Esa es una economía capitalista dominante en las principales ciudades y regiones de China, pero sin la burguesía en el poder. Este es el rasgo típico diferencial de ese país con respecto a otras sociedades: se trata de una dinámica economía capitalista con una burocracia partidaria en el poder, la cual aún se autoproclama socialista.

El renacimiento de China consiste en el renacer de una economía de mercado dirigida por un partido que dice representar al pueblo, no a la burguesía; que dirige a la sociedad mediante planes estratégicos de largo alcance, sin negar la iniciativa privada ni la libertad de hacer economía; y que permite la existencia de pequeñas y medianas empresas, de sociedades de economía mixta o de control estatal, en contacto con el mercado interno y con el exterior.

Las reformas de Deng Xiaoping no están en la línea de Marx, como lo dejan entrever los gobernantes y algunos de los publicistas del régimen, sino en la línea de Keynes, por mencionar una sola influencia.

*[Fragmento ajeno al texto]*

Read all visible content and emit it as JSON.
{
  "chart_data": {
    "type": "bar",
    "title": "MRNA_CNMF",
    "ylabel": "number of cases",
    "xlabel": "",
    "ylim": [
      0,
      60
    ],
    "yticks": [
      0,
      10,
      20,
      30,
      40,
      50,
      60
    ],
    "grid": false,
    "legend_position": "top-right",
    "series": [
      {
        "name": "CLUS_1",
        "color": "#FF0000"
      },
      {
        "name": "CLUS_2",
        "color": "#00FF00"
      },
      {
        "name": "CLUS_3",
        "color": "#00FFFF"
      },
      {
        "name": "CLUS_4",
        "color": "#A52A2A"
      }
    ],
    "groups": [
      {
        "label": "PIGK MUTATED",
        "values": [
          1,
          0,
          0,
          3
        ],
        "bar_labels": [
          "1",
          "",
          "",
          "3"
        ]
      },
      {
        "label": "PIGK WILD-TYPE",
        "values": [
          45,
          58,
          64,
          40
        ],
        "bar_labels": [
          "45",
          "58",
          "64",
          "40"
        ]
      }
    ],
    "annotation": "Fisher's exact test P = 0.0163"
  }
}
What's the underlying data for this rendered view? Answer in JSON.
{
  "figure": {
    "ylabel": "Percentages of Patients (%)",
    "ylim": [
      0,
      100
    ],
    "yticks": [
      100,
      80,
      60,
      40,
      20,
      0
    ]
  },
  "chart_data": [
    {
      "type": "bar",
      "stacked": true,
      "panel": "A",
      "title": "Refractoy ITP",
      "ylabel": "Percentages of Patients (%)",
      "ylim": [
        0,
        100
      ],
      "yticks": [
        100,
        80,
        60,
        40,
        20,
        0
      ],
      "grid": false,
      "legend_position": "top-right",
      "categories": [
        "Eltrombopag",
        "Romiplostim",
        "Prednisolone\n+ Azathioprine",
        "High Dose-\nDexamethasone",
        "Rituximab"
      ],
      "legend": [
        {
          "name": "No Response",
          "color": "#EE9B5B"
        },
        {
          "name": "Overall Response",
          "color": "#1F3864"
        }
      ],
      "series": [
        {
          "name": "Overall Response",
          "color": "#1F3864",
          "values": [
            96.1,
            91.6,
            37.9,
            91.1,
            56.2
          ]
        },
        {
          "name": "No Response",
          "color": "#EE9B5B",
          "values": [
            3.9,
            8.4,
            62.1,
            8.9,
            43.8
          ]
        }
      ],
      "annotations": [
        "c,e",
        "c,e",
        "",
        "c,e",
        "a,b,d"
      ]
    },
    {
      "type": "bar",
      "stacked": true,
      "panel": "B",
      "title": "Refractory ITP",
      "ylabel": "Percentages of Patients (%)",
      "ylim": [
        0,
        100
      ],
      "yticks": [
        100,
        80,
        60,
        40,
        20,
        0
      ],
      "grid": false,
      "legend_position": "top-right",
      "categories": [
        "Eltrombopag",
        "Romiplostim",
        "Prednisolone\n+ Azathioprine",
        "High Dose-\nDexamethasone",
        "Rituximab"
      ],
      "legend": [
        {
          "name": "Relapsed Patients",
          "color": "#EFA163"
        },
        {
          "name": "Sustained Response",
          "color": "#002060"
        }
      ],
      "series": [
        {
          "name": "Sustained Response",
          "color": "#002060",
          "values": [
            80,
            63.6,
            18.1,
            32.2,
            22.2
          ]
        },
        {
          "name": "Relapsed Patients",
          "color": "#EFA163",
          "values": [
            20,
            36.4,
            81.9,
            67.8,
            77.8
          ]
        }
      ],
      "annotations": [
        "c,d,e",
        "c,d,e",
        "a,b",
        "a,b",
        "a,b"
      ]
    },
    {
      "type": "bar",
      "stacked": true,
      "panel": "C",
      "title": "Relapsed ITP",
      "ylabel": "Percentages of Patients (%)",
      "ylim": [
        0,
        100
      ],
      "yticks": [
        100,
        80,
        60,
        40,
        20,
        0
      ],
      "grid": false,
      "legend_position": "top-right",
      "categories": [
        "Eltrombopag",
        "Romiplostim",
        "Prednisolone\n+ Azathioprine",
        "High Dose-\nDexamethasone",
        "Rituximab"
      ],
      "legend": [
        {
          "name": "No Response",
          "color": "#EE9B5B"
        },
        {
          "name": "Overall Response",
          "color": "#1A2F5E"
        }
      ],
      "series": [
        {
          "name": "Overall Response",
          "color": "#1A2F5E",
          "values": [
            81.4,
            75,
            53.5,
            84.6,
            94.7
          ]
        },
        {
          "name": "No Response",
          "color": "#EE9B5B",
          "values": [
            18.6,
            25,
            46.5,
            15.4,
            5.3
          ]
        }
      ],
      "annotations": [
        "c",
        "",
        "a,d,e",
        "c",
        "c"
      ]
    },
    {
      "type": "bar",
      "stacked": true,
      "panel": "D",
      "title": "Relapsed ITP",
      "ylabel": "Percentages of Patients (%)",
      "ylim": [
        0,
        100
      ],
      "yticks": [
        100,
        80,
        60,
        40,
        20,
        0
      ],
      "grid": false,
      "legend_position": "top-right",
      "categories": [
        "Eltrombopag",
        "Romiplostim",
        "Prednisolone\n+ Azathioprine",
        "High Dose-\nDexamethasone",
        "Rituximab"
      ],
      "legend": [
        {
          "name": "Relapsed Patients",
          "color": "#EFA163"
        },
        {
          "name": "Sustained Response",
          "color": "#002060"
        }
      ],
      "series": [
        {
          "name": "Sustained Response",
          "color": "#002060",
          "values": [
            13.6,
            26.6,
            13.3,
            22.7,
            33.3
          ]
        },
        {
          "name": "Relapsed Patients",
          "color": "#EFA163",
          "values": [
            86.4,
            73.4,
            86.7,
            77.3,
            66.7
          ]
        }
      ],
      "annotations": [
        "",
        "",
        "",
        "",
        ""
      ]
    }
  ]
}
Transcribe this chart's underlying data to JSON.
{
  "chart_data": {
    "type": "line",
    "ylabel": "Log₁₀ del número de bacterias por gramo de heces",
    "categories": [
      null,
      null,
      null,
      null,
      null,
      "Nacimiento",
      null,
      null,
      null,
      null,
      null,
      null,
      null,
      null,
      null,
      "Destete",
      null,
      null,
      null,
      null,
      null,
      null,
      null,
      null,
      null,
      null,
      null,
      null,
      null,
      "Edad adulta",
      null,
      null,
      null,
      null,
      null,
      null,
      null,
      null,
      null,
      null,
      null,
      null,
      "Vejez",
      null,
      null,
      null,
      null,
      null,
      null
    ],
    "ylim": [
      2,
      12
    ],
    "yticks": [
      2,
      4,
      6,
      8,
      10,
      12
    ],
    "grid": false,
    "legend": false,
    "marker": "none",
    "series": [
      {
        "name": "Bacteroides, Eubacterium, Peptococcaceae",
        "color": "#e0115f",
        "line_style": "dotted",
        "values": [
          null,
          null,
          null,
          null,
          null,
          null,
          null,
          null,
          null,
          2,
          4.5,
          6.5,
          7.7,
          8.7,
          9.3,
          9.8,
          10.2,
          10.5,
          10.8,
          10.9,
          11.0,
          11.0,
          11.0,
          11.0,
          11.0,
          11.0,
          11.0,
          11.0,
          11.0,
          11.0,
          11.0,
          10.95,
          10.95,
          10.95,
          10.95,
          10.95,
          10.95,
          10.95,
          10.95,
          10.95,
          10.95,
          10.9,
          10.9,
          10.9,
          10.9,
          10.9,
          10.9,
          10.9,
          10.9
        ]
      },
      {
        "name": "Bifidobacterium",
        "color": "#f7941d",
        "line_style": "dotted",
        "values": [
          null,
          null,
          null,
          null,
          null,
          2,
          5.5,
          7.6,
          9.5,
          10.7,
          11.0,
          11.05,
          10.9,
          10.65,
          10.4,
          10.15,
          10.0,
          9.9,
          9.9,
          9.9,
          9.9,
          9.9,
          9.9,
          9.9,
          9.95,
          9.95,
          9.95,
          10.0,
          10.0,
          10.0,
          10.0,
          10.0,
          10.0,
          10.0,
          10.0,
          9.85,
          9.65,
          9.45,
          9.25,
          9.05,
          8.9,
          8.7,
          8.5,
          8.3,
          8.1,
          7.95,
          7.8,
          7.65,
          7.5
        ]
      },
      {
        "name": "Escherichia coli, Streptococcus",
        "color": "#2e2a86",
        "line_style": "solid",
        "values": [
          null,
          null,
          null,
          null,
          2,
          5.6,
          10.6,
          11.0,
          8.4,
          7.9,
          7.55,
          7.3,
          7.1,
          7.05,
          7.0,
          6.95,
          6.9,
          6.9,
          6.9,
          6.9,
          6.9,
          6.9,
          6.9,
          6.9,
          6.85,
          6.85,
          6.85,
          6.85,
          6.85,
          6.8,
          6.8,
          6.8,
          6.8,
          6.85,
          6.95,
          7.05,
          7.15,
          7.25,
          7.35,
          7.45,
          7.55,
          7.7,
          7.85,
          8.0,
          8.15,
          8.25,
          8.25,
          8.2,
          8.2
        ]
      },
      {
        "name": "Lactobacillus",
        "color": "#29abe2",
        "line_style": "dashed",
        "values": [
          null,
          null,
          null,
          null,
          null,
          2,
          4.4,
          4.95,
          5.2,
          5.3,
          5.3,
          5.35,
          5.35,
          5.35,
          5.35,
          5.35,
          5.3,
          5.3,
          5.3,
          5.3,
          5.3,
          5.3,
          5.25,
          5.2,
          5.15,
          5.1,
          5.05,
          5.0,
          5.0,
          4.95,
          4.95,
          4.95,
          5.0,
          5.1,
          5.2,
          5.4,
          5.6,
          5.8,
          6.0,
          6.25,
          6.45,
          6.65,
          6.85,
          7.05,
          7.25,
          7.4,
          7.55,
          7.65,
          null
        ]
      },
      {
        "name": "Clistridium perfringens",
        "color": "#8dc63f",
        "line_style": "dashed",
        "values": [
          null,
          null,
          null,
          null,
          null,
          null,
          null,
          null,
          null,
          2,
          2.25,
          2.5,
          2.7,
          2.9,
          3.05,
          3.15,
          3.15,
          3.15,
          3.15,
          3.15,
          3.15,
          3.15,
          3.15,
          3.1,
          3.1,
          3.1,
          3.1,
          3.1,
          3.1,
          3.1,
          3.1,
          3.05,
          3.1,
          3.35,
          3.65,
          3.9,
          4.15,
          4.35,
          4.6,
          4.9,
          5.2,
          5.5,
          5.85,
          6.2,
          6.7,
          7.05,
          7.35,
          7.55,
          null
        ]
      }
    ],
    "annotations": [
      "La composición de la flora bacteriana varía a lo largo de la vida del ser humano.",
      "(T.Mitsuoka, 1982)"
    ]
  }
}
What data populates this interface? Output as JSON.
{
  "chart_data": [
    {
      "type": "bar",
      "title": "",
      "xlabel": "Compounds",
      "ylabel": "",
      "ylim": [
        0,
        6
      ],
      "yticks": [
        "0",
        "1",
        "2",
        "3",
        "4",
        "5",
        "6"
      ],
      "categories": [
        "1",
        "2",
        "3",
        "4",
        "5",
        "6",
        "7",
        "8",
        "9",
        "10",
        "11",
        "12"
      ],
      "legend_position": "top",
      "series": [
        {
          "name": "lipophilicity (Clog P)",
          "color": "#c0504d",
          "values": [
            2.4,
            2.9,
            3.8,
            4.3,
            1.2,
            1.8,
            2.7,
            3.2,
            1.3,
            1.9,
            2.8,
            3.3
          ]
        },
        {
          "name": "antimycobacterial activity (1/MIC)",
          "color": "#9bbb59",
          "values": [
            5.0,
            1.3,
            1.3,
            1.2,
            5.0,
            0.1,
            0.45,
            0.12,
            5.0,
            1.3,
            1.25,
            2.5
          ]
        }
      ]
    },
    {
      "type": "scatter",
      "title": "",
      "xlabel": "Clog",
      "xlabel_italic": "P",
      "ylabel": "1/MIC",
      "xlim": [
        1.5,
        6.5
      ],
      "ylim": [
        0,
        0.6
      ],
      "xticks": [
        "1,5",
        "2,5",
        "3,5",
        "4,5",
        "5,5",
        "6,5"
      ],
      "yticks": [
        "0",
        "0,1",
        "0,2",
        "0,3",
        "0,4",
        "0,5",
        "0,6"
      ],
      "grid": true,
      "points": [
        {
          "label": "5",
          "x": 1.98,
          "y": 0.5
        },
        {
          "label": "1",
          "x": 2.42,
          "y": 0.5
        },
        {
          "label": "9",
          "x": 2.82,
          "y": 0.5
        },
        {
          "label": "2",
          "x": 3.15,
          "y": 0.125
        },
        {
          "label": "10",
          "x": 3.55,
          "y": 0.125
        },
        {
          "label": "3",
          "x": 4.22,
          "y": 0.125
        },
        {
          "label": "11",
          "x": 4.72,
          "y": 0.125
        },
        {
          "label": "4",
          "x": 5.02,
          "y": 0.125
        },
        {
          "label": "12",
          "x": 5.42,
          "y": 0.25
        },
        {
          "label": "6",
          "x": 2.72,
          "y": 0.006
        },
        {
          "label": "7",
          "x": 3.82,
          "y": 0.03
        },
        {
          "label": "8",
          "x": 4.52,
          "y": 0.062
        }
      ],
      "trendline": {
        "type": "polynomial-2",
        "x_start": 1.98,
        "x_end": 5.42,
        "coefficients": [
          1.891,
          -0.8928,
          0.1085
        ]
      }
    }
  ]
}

El pensamiento económico del liderazgo chino no se articula con el socialismo de Marx, sino con el capitalismo promovido por Keynes.

Este economista británico siempre abogó por un papel más activo del Estado en el plano de la inversión, en la intervención en la producción y el reparto, al plantear sus teorías para combatir las ilusiones del liberalismo económico, de la ortodoxia neoclásica.

La economía china actual está más cerca de las teorías de Keynes y del Estado de bienestar de algunos países del norte de Europa que del socialismo soviético de talante estalinista; además, abrió otra opción en el concierto de opciones para el cambio social a nivel planetario.

Es, de hecho, una solución para trabajar por la mejoría de la calidad de vida de la gente sin caer en los excesos del estatismo marxista o del capitalismo salvaje. China no es una sociedad perfecta como consecuencia de las reformas, pero sí exhibe logros sociales y económicos que muy pocas naciones de los dos últimos siglos pueden mostrar.

China no es una economía socialista, en el sentido de Marx, sino una economía muy dinámica, transformada y progresiva, gracias a las reformas adelantadas por su dirigencia a partir de finales de los años setenta del siglo XX.

Ese país ha servido de ejemplo a otros liderazgos, como el vietnamita y, quizás, su modelo le sirva de norte a los líderes cubanos para salir de la ineficiencia y el marasmo en que se consume esa nación actualmente, si su partido comunista abandona la ortodoxia y el conservatismo marxista. Ni más ni menos.